Oh wow, thanks for letting me know, I’ll definitely look into that! I was so shocked when my neurologist said that 80% of the people she diagnoses with vestibular migraines are teachers. I couldn’t imagine doing anything else though!
That is crazy. I’d imagine it’s the pressure and stress that comes with the job. I have a friend that used to work on life insurance and she said the highest premiums went to teachers and prison wardens! It’s not a job I can ever imagine doing full time again.
Yes, it’s definitely a stressful job. I love what I do and it is very rewarding because I work in inner-city/low-income schools. However, if I would have known I had MAV I probably would have chosen another field.

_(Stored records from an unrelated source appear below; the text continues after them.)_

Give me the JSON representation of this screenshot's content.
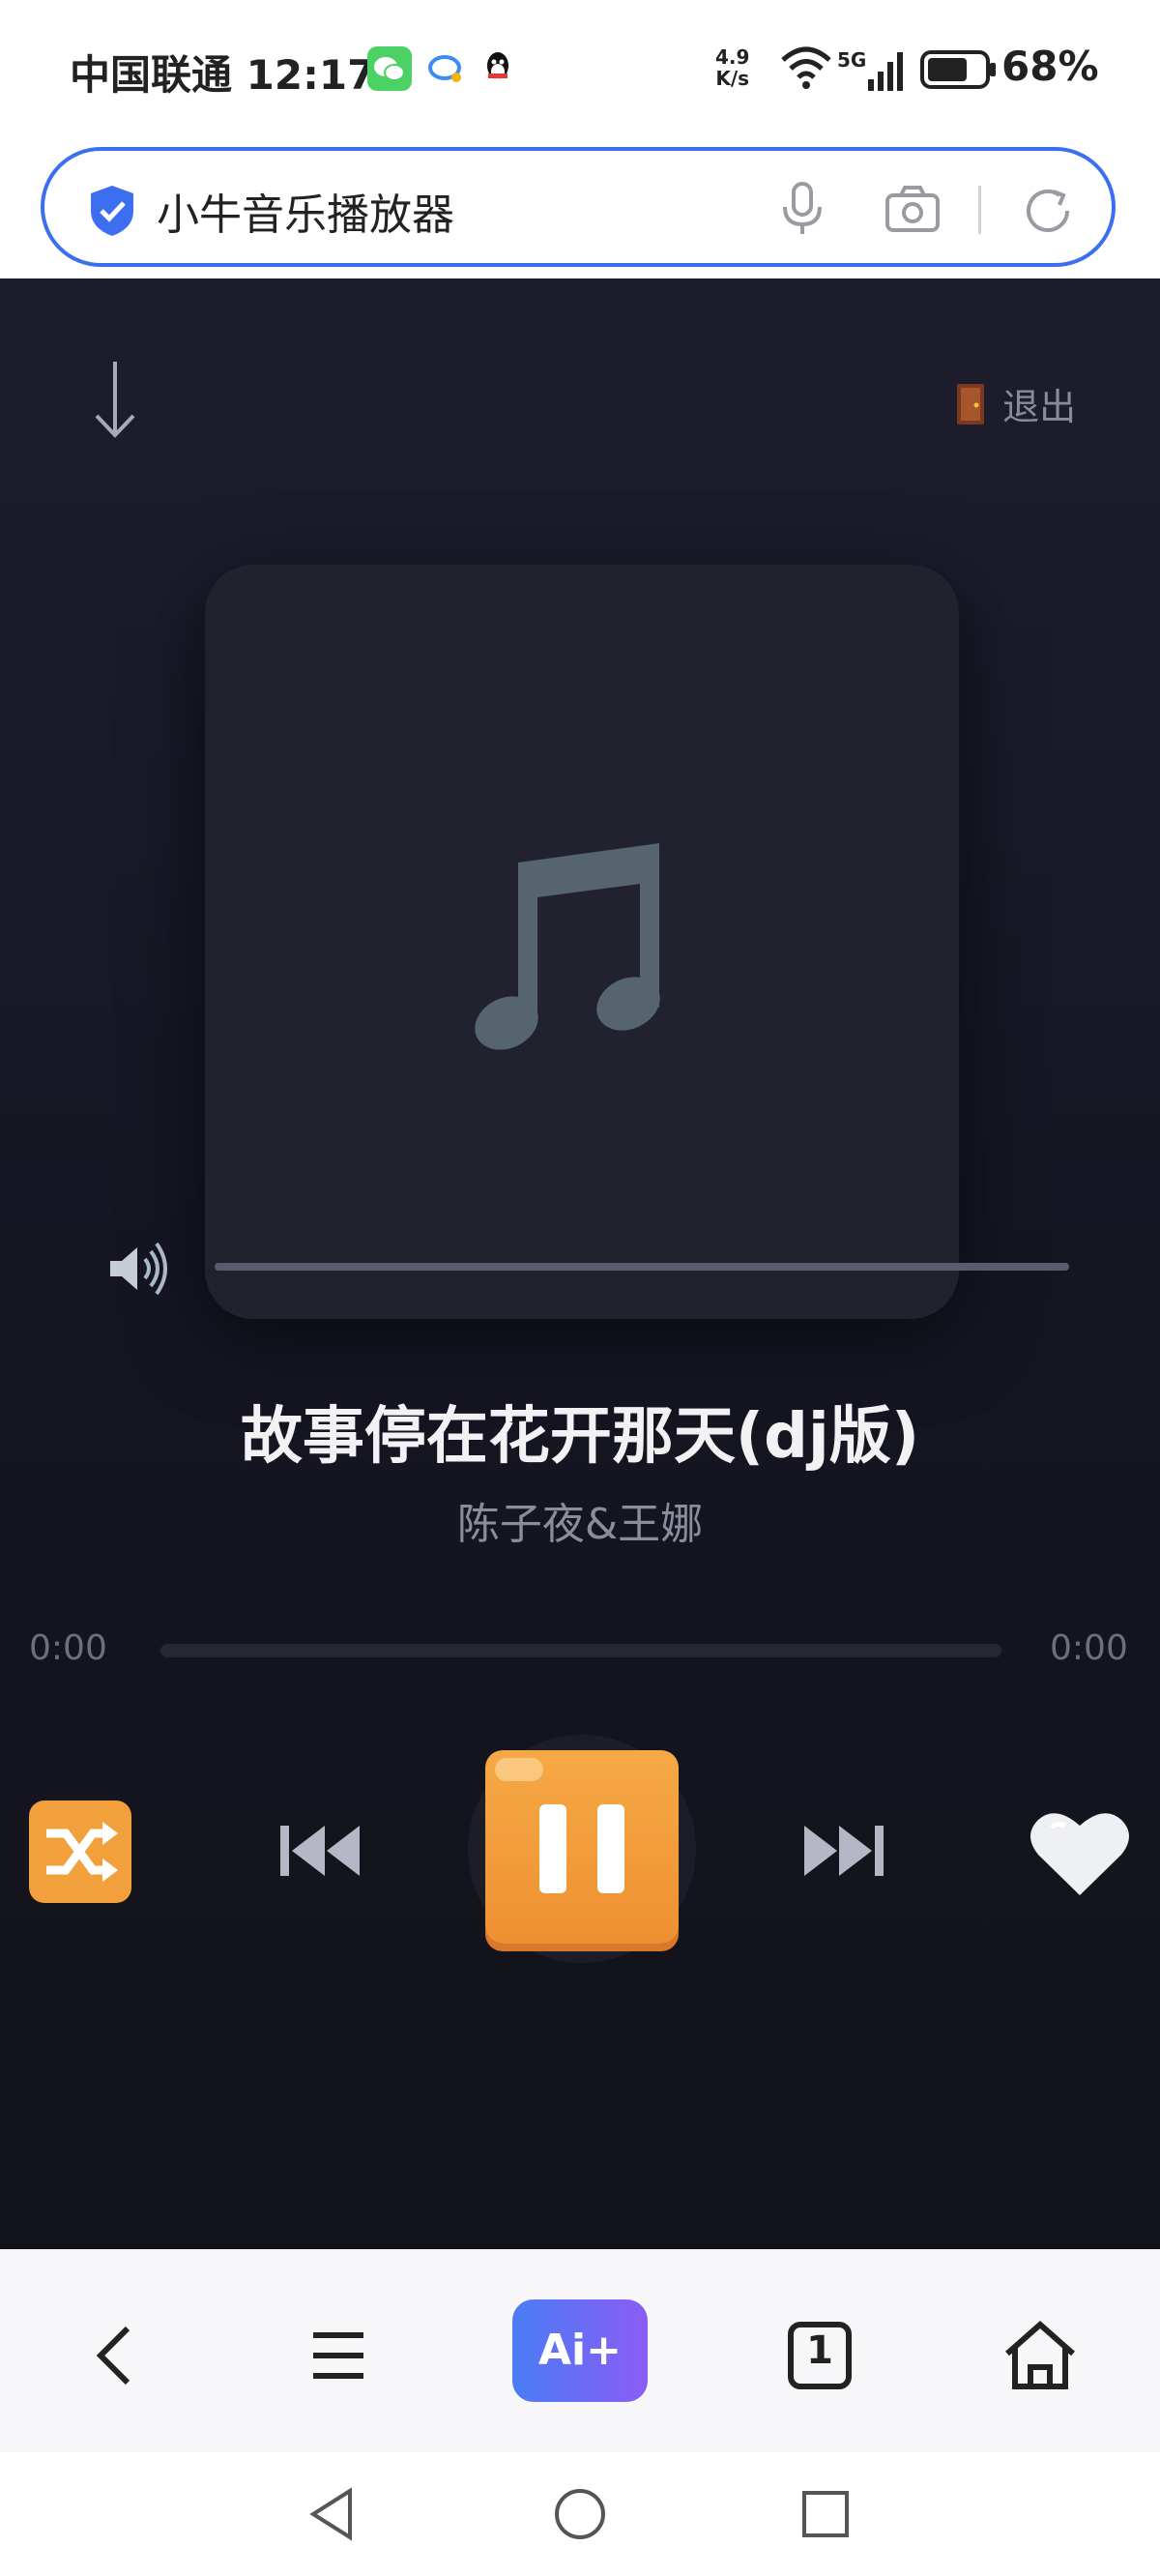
{
  "status_bar": {
    "carrier": "中国联通",
    "time": "12:17",
    "net_speed_value": "4.9",
    "net_speed_unit": "K/s",
    "signal_label": "5G",
    "battery": "68%"
  },
  "address_bar": {
    "url_text": "小牛音乐播放器"
  },
  "player": {
    "exit_label": "退出",
    "song_title": "故事停在花开那天(dj版)",
    "artist": "陈子夜&王娜",
    "time_current": "0:00",
    "time_total": "0:00",
    "progress": 0.0,
    "volume": 1.0,
    "state": "playing"
  },
  "toolbar": {
    "ai_label": "Ai+",
    "tab_count": "1"
  },
  "colors": {
    "accent_orange": "#F2A03C",
    "address_border": "#3B6FF0",
    "player_bg": "#171725"
  }
}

I am a teacher in Australia in secondary schools. MAV and teaching are not good for each other. Noise is a problem. Also Smart screens and flourescent lights. Stress is not good either. It can bring on a full blown migraine. I also have trouble hearing students with a lot of background noise. I just cope the best way I can and rejuvenate on the weekends and holidays
Hi, I hope it’s okay to open this chat up again. I’ve been working part-time in a Primary school as an SEN Learning Support Assistant for the past few years. I’d always planned to retrain when my youngest was a little older, and as she’s going into year 6 in September, have applied for and been offered a place, to do my Teacher Training in September. I’ve had a good run lately, minimal nausea, swimmy feeling has been okay. My plan is to work part-time again once I’m qualified but I obviously have to get through the year of full-time training first. This week has been horrendous. Yesterday I felt exhausted, off balance and just “off”. Today I am equally tired but feeling sick to add to the joy, plus I can feel the pressure in my ears building and I look shattered. I have barely scraped through the last two days at work and that’s just doing 9-3. My period arrived this morning so hormones are obviously the trigger on this occasion. But how on earth am I supposed to train full time, do the necessary homework and be there for my children if I can’t cope with the job I’m currently doing when I feel like this?! My goal ever since I went back to work after having my children was to retrain as soon they were old enough for me to do so. The thought that I may not be able to do that is causing me many tears at the moment, which obviously won’t be helping matters! I just wondered if anyone had any insights, either from anyone who is already a teacher, or has done the training, or retrained as something else and how it was doing so with vestibular issues? I do have the option to defer my place for a year which my husband thinks I should consider, but I’ve come so far and am feeling really quite unsettled at potentially not being able to do the thing I have planned for for the past few years. Any advice would be gratefully received xx
With ongoing uncontrolled vestibular symptoms I would imagine any retraining scheme would be doubly challenging at very least. Add In your other projected responsibilities and I’d say it could easily prove impossible. Worse case scenario it would push you over the edge into something much more chronic. IMO your health should take top priority. Hubby is right. Smart Guy. Time to put preconceived ideas of your Life Plan on hold until you can achieve some stability. Lots of people find they can’t work, others find they need to change direction, cut hours etc to accommodate living with what is a chronic condition. I am hoping @nin might just be about to comment.